We Deleted 40% of Our Content and Traffic Went Up: Two Pruning Experiments

Content pruning delivers measurable traffic gains when executed with precision, but methodology matters. These two case studies demonstrate opposing approaches—strategic deletion versus consolidation—each recovering sites from Google algorithm penalties. The first pruned 40% of indexed pages through aggressive deletion, regaining 73% of lost organic traffic within 90 days. The second merged 156 underperforming URLs into 12 comprehensive guides, increasing domain authority and click-through rates without sacrificing historical SEO equity.

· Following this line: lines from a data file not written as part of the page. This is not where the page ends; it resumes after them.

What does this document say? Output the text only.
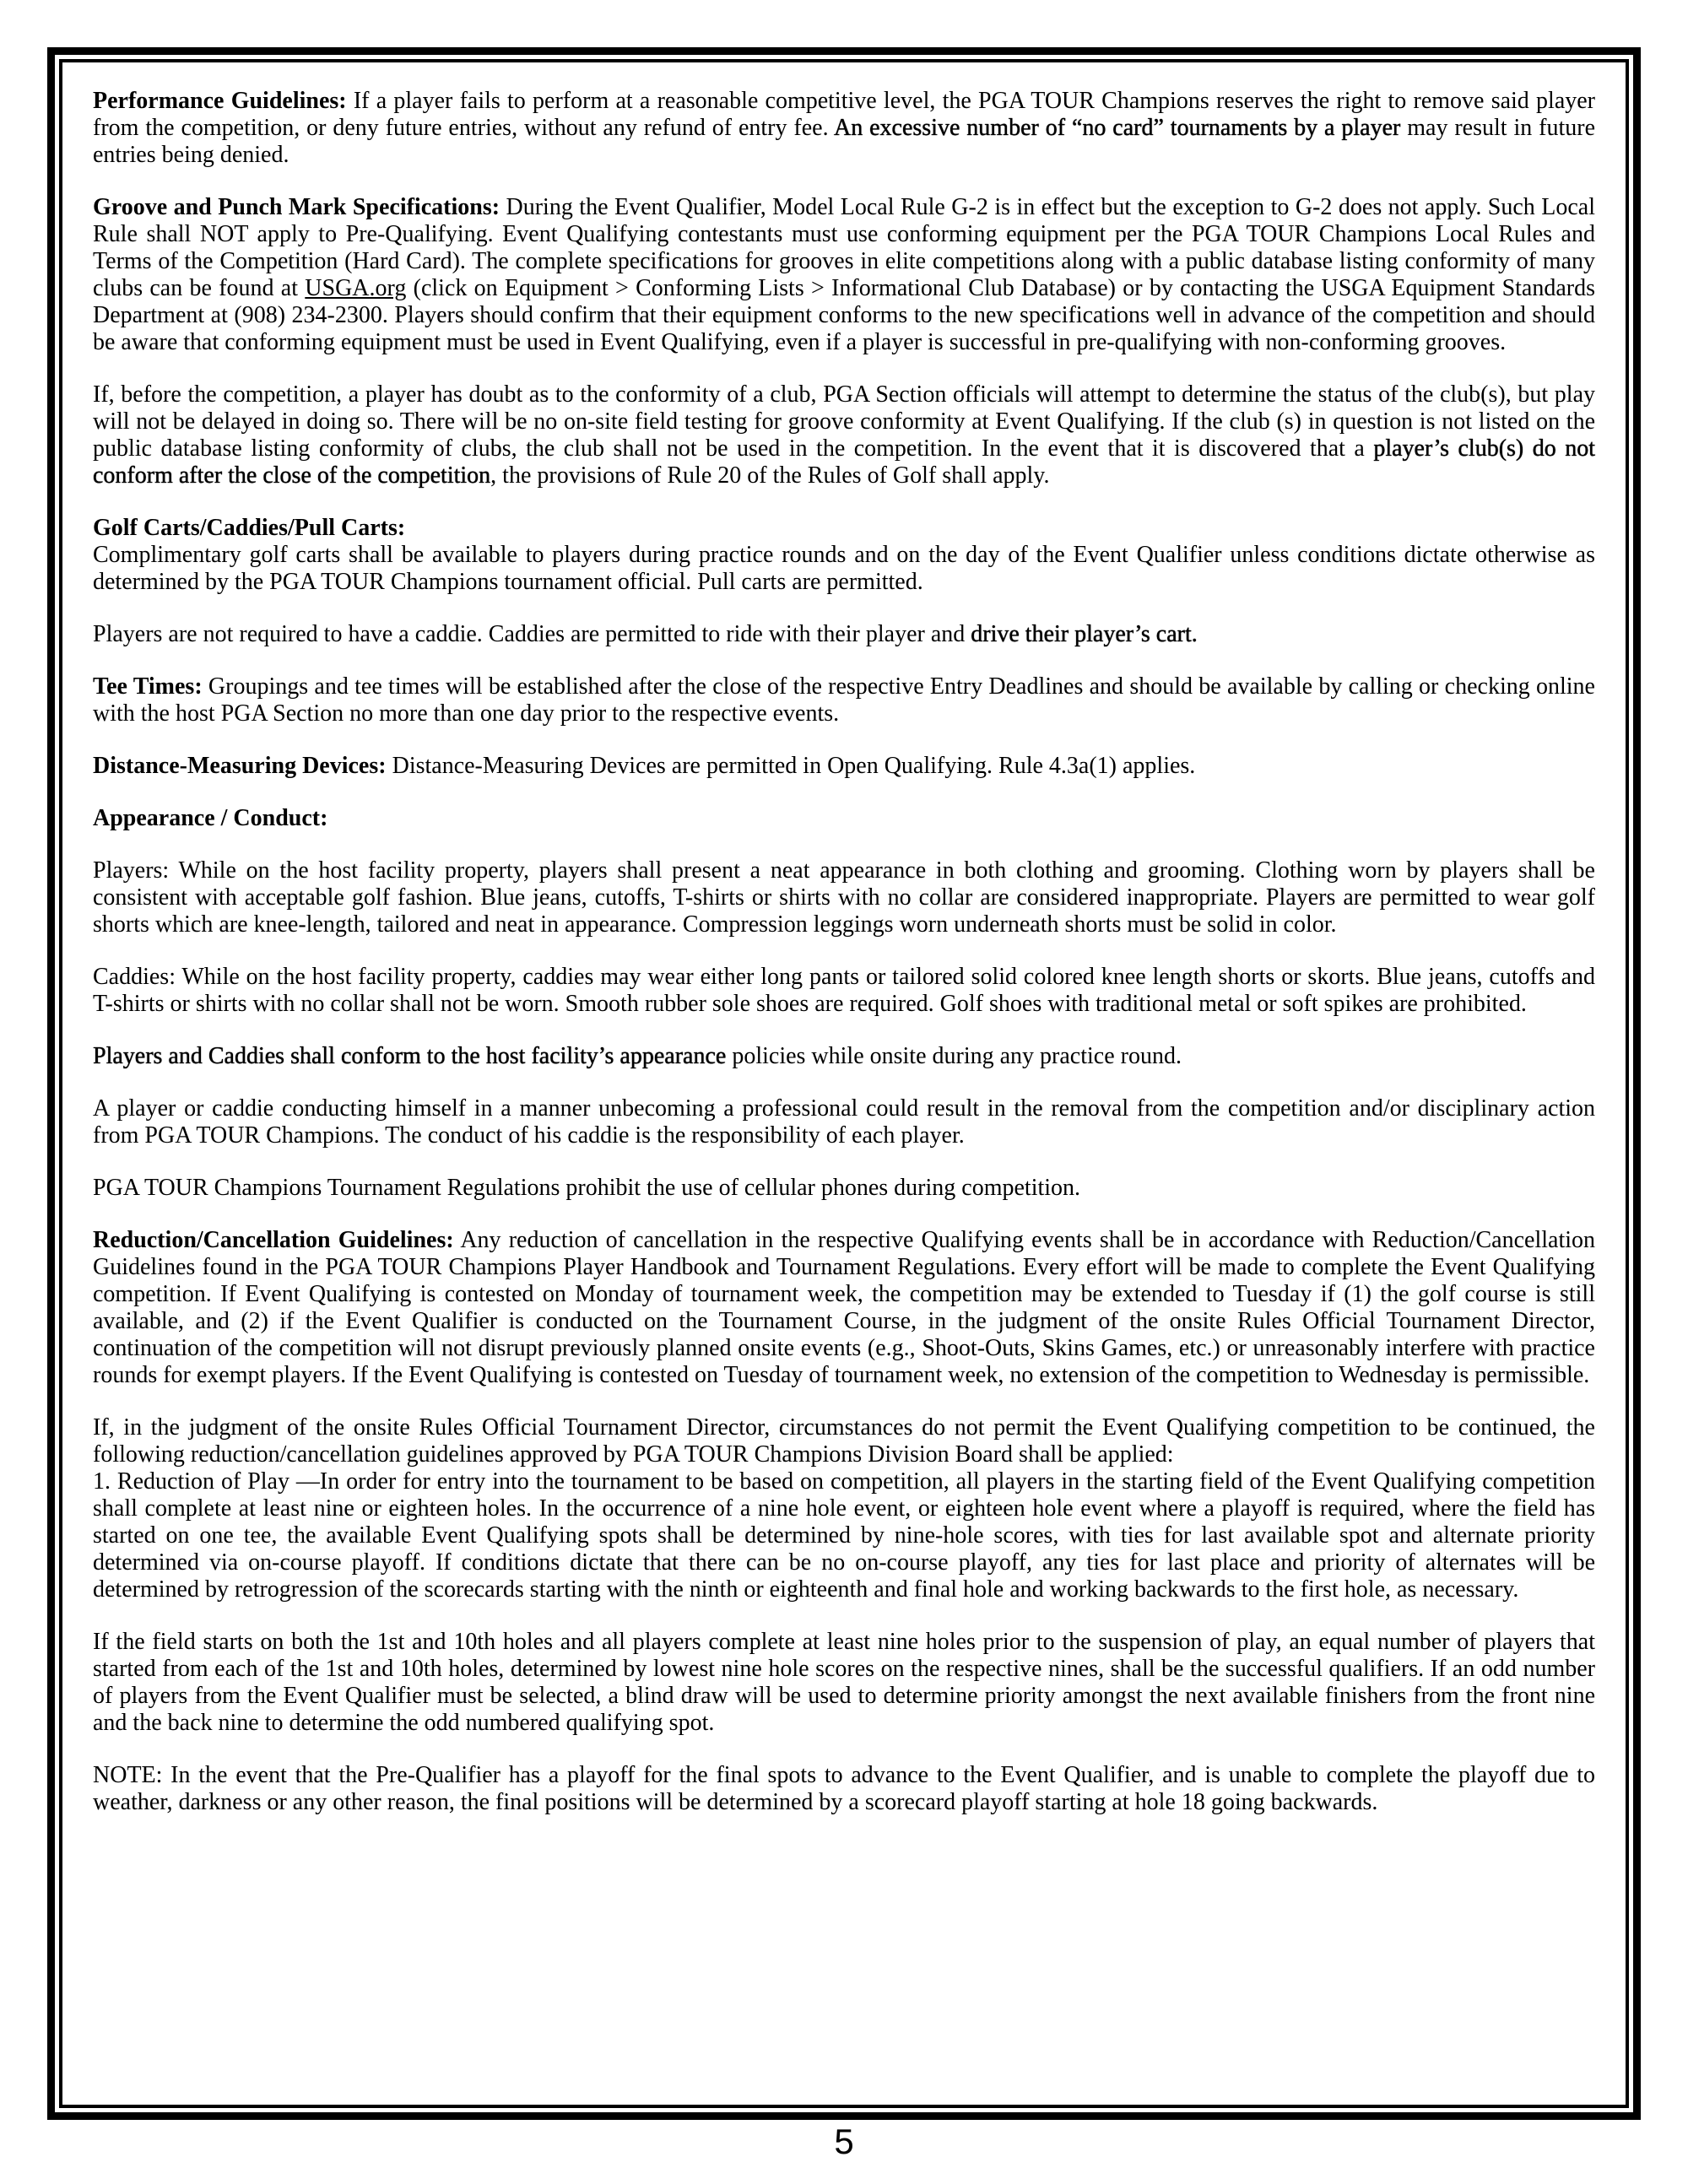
Performance Guidelines: If a player fails to perform at a reasonable competitive level, the PGA TOUR Champions reserves the right to remove said player from the competition, or deny future entries, without any refund of entry fee. An excessive number of “no card” tournaments by a player may result in future entries being denied.

Groove and Punch Mark Specifications: During the Event Qualifier, Model Local Rule G-2 is in effect but the exception to G-2 does not apply. Such Local Rule shall NOT apply to Pre-Qualifying. Event Qualifying contestants must use conforming equipment per the PGA TOUR Champions Local Rules and Terms of the Competition (Hard Card). The complete specifications for grooves in elite competitions along with a public database listing conformity of many clubs can be found at USGA.org (click on Equipment > Conforming Lists > Informational Club Database) or by contacting the USGA Equipment Standards Department at (908) 234-2300. Players should confirm that their equipment conforms to the new specifications well in advance of the competition and should be aware that conforming equipment must be used in Event Qualifying, even if a player is successful in pre-qualifying with non-conforming grooves.

If, before the competition, a player has doubt as to the conformity of a club, PGA Section officials will attempt to determine the status of the club(s), but play will not be delayed in doing so. There will be no on-site field testing for groove conformity at Event Qualifying. If the club (s) in question is not listed on the public database listing conformity of clubs, the club shall not be used in the competition. In the event that it is discovered that a player’s club(s) do not conform after the close of the competition, the provisions of Rule 20 of the Rules of Golf shall apply.

Golf Carts/Caddies/Pull Carts:
Complimentary golf carts shall be available to players during practice rounds and on the day of the Event Qualifier unless conditions dictate otherwise as determined by the PGA TOUR Champions tournament official. Pull carts are permitted.

Players are not required to have a caddie. Caddies are permitted to ride with their player and drive their player’s cart.

Tee Times: Groupings and tee times will be established after the close of the respective Entry Deadlines and should be available by calling or checking online with the host PGA Section no more than one day prior to the respective events.

Distance-Measuring Devices: Distance-Measuring Devices are permitted in Open Qualifying. Rule 4.3a(1) applies.

Appearance / Conduct:

Players: While on the host facility property, players shall present a neat appearance in both clothing and grooming. Clothing worn by players shall be consistent with acceptable golf fashion. Blue jeans, cutoffs, T-shirts or shirts with no collar are considered inappropriate. Players are permitted to wear golf shorts which are knee-length, tailored and neat in appearance. Compression leggings worn underneath shorts must be solid in color.

Caddies: While on the host facility property, caddies may wear either long pants or tailored solid colored knee length shorts or skorts. Blue jeans, cutoffs and T-shirts or shirts with no collar shall not be worn. Smooth rubber sole shoes are required. Golf shoes with traditional metal or soft spikes are prohibited.

Players and Caddies shall conform to the host facility’s appearance policies while onsite during any practice round.

A player or caddie conducting himself in a manner unbecoming a professional could result in the removal from the competition and/or disciplinary action from PGA TOUR Champions. The conduct of his caddie is the responsibility of each player.

PGA TOUR Champions Tournament Regulations prohibit the use of cellular phones during competition.

Reduction/Cancellation Guidelines: Any reduction of cancellation in the respective Qualifying events shall be in accordance with Reduction/Cancellation Guidelines found in the PGA TOUR Champions Player Handbook and Tournament Regulations. Every effort will be made to complete the Event Qualifying competition. If Event Qualifying is contested on Monday of tournament week, the competition may be extended to Tuesday if (1) the golf course is still available, and (2) if the Event Qualifier is conducted on the Tournament Course, in the judgment of the onsite Rules Official Tournament Director, continuation of the competition will not disrupt previously planned onsite events (e.g., Shoot-Outs, Skins Games, etc.) or unreasonably interfere with practice rounds for exempt players. If the Event Qualifying is contested on Tuesday of tournament week, no extension of the competition to Wednesday is permissible.

If, in the judgment of the onsite Rules Official Tournament Director, circumstances do not permit the Event Qualifying competition to be continued, the following reduction/cancellation guidelines approved by PGA TOUR Champions Division Board shall be applied:
1. Reduction of Play —In order for entry into the tournament to be based on competition, all players in the starting field of the Event Qualifying competition shall complete at least nine or eighteen holes. In the occurrence of a nine hole event, or eighteen hole event where a playoff is required, where the field has started on one tee, the available Event Qualifying spots shall be determined by nine-hole scores, with ties for last available spot and alternate priority determined via on-course playoff. If conditions dictate that there can be no on-course playoff, any ties for last place and priority of alternates will be determined by retrogression of the scorecards starting with the ninth or eighteenth and final hole and working backwards to the first hole, as necessary.

If the field starts on both the 1st and 10th holes and all players complete at least nine holes prior to the suspension of play, an equal number of players that started from each of the 1st and 10th holes, determined by lowest nine hole scores on the respective nines, shall be the successful qualifiers. If an odd number of players from the Event Qualifier must be selected, a blind draw will be used to determine priority amongst the next available finishers from the front nine and the back nine to determine the odd numbered qualifying spot.

NOTE: In the event that the Pre-Qualifier has a playoff for the final spots to advance to the Event Qualifier, and is unable to complete the playoff due to weather, darkness or any other reason, the final positions will be determined by a scorecard playoff starting at hole 18 going backwards.

5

Both cases applied the SEO recovery method of identifying low-quality signals—thin content, keyword cannibalization, outdated information—then choosing remediation tactics based on content viability. The frameworks reveal when to delete (duplicate/expired content with no backlinks) versus when to consolidate (complementary pieces with established authority). Specific before/after metrics include crawl budget efficiency, Core Web Vitals scores, and revenue per session, giving you decision-making benchmarks for your own site audit.

For: SEO specialists and content strategists evaluating pruning ROI with limited implementation time.

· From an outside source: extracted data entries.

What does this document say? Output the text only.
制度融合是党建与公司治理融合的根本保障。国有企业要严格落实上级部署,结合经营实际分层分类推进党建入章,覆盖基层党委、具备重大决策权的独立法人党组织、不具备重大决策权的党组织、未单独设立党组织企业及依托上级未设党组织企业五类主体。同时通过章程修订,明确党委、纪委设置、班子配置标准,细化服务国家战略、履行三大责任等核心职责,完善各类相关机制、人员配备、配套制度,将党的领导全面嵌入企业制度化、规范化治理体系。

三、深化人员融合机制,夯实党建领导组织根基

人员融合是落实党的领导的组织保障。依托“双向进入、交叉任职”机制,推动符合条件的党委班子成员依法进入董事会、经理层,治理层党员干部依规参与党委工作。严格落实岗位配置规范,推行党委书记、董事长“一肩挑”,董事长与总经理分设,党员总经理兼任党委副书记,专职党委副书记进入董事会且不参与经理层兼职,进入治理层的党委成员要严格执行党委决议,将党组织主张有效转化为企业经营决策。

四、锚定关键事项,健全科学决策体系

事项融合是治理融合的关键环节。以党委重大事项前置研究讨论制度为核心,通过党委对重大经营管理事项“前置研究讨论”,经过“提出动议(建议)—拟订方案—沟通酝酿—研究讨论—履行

Case Study 1: E-commerce Site Prunes 600 Product Pages

Gardener's hands using pruning shears to cut dead branches from a healthy tree
Strategic pruning removes unhealthy growth to strengthen the overall system—the same principle applies to content.

The Starting Point

Both sites faced the same challenge: bloated content libraries dragging down overall performance. The first, a SaaS blog with 1,200 published posts, saw stagnant organic traffic despite consistent publishing—classic symptom of a diluted topical authority. Before pruning, the site averaged 45,000 monthly sessions with a crawl budget problem; Google was indexing low-value posts while missing newer, strategic content. The second case, an e-commerce site with 800 product and category pages, struggled with keyword cannibalization across similar listings. Pre-intervention metrics showed 62,000 monthly visits but declining click-through rates and rising bounce rates on thin pages. Both teams recognized that more content wasn’t solving the problem—it was creating it. They chose pruning after audits revealed that roughly 40% of pages generated zero organic traffic in six months, yet consumed crawl resources and fractured ranking signals across competing URLs.

What They Pruned and Why

Both organizations applied clear frameworks to identify pruning targets, though their criteria differed based on business goals.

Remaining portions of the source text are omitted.